The most obvious reason that this is such a ridiculous thing to say is that it seems to imply that Mr. Hughes could be committing libel by leaving Kane off of his Hart ballot. The two things have nothing to do with each other, and nobody has to explain their ballot to anybody, certainly not by referring to somebody as a rapist. There’s no law that says that you have to vote for anybody in a professional sports league awards ballot for any reason. This justification, logically, fails to hold any water in any way. It’s aggressively and overwhelmingly nonsensical.

And from a philosophical perspective, or ethical perspective, it really doesn’t hold up for me either. It displays a preposterously outsized amount of faith in the sanctity of an NHL awards ballot — that somehow, these awards must be held to a higher standard than the personal opinions of the members of the Professional Hockey Writers Association, which is in fact what the awards ballot is meant to show. There is no higher power dictating the terms of what is and what is not a valid Hart Trophy vote. You are allowed to vote for whomever you like. That’s the point of having a write-in ballot. It is literally the way that the award is supposed to work.

So, then, Mr. Hughes insists a necessity in voting for Kane, that not doing so, as a journalist, would be to ignore the facts of his achievements on the ice. That he deserves the award and to deny him a vote for this award would be somehow factually inaccurate (remember, tantamount to a rape accusation, apparently — and you know, there are laws against libel, or something).

This is simply not true. You can vote with your conscience. You can decide whether Patrick Kane deserves to be the most prominent face in the entire sport.
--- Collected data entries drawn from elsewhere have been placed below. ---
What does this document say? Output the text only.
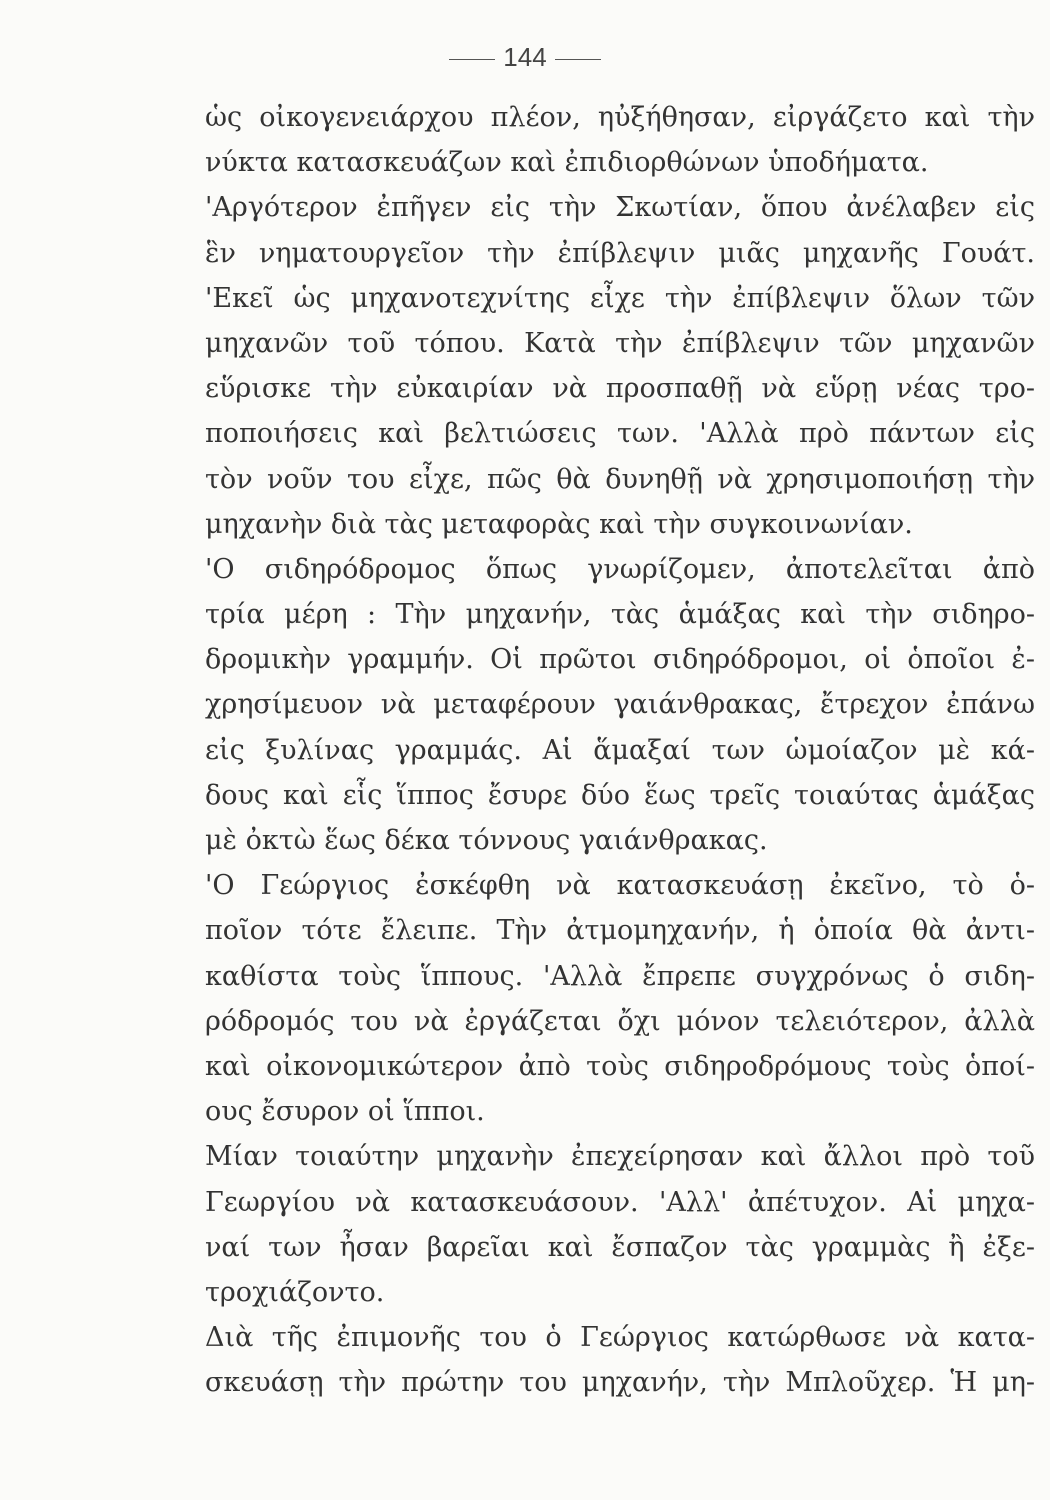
144
ὡς οἰκογενειάρχου πλέον, ηὐξήθησαν, εἰργάζετο καὶ τὴν
νύκτα κατασκευάζων καὶ ἐπιδιορθώνων ὑποδήματα.
'Αργότερον ἐπῆγεν εἰς τὴν Σκωτίαν, ὅπου ἀνέλαβεν εἰς
ἓν νηματουργεῖον τὴν ἐπίβλεψιν μιᾶς μηχανῆς Γουάτ.
'Εκεῖ ὡς μηχανοτεχνίτης εἶχε τὴν ἐπίβλεψιν ὅλων τῶν
μηχανῶν τοῦ τόπου. Κατὰ τὴν ἐπίβλεψιν τῶν μηχανῶν
εὕρισκε τὴν εὐκαιρίαν νὰ προσπαθῇ νὰ εὕρῃ νέας τρο-
ποποιήσεις καὶ βελτιώσεις των. 'Αλλὰ πρὸ πάντων εἰς
τὸν νοῦν του εἶχε, πῶς θὰ δυνηθῇ νὰ χρησιμοποιήσῃ τὴν
μηχανὴν διὰ τὰς μεταφορὰς καὶ τὴν συγκοινωνίαν.
'Ο σιδηρόδρομος ὅπως γνωρίζομεν, ἀποτελεῖται ἀπὸ
τρία μέρη : Τὴν μηχανήν, τὰς ἁμάξας καὶ τὴν σιδηρο-
δρομικὴν γραμμήν. Οἱ πρῶτοι σιδηρόδρομοι, οἱ ὁποῖοι ἐ-
χρησίμευον νὰ μεταφέρουν γαιάνθρακας, ἔτρεχον ἐπάνω
εἰς ξυλίνας γραμμάς. Αἱ ἅμαξαί των ὡμοίαζον μὲ κά-
δους καὶ εἷς ἵππος ἔσυρε δύο ἕως τρεῖς τοιαύτας ἁμάξας
μὲ ὀκτὼ ἕως δέκα τόννους γαιάνθρακας.
'Ο Γεώργιος ἐσκέφθη νὰ κατασκευάσῃ ἐκεῖνο, τὸ ὁ-
ποῖον τότε ἔλειπε. Τὴν ἀτμομηχανήν, ἡ ὁποία θὰ ἀντι-
καθίστα τοὺς ἵππους. 'Αλλὰ ἔπρεπε συγχρόνως ὁ σιδη-
ρόδρομός του νὰ ἐργάζεται ὄχι μόνον τελειότερον, ἀλλὰ
καὶ οἰκονομικώτερον ἀπὸ τοὺς σιδηροδρόμους τοὺς ὁποί-
ους ἔσυρον οἱ ἵπποι.
Μίαν τοιαύτην μηχανὴν ἐπεχείρησαν καὶ ἄλλοι πρὸ τοῦ
Γεωργίου νὰ κατασκευάσουν. 'Αλλ' ἀπέτυχον. Αἱ μηχα-
ναί των ἦσαν βαρεῖαι καὶ ἔσπαζον τὰς γραμμὰς ἢ ἐξε-
τροχιάζοντο.
Διὰ τῆς ἐπιμονῆς του ὁ Γεώργιος κατώρθωσε νὰ κατα-
σκευάσῃ τὴν πρώτην του μηχανήν, τὴν Μπλοῦχερ. Ἡ μη-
You can decide whether his on-ice achievements are so fantastic, in fact, that they eclipse any opinions that you might have about his character. In fact, you did just that, and for some unknown reason, many are proud of this, as if it shows some kind of greater and unimpeachable adherence to the truth.

It doesn’t, though. It simply prioritizes one type of truth over another. You picked the thing you know — that hey, Patrick Kane’s regular season stats were pretty great — over the thing you don’t know. You don’t know if he sexually assaulted someone. If he did? It certainly doesn’t matter to you.

You also claim that you know how sexual assault affects victims and how unlikely it is that a beloved celebrity will ever face consequences if they do harm somebody. You claim that you know how difficult it is to bring charges against someone for sexual assault, even when that person isn’t famous. But I’m not sure that you have even slightly pulled back the curtain and looked at what that actually means for a person who is dealing with trauma. No one is going to believe them. Well, you certainly can’t — you’re a journalist after all.

And you think that this award is solely for the benefit of Patrick Kane. It’s not. The vote that you make reaffirms the NHL’s chosen narrative that a sexual assault accusation is just step one in a redemption story arc. It isn’t about Patrick Kane, or any other celebrity who was accused of sexual or domestic violence and ultimately not charged. They are going to be fine and their lives are plenty rich, storied, and comfortable with or without an MVP trophy voted on by a panel of journalists. The benefit of this award is so inconsequential to a guy like Patrick Kane.

The harm that it does is so much greater than the truth you allege that it speaks to. The boldfaced defense of this as “just an on-ice award” compartmentalizes and depersonalizes. It makes it very clear to both abusers and victims who professional sports, and therefore mainstream society, will protect and care about. Many others have said this. You don’t need me to say it. I’m not even sure if that particular caveat is even getting through to anyone anymore.

The point is: you aren’t working with a pure and undeniable truth. You’re just working with the truth you’re most comfortable with. This is called cowardice, and it won’t be the first, or the last, time that we see it.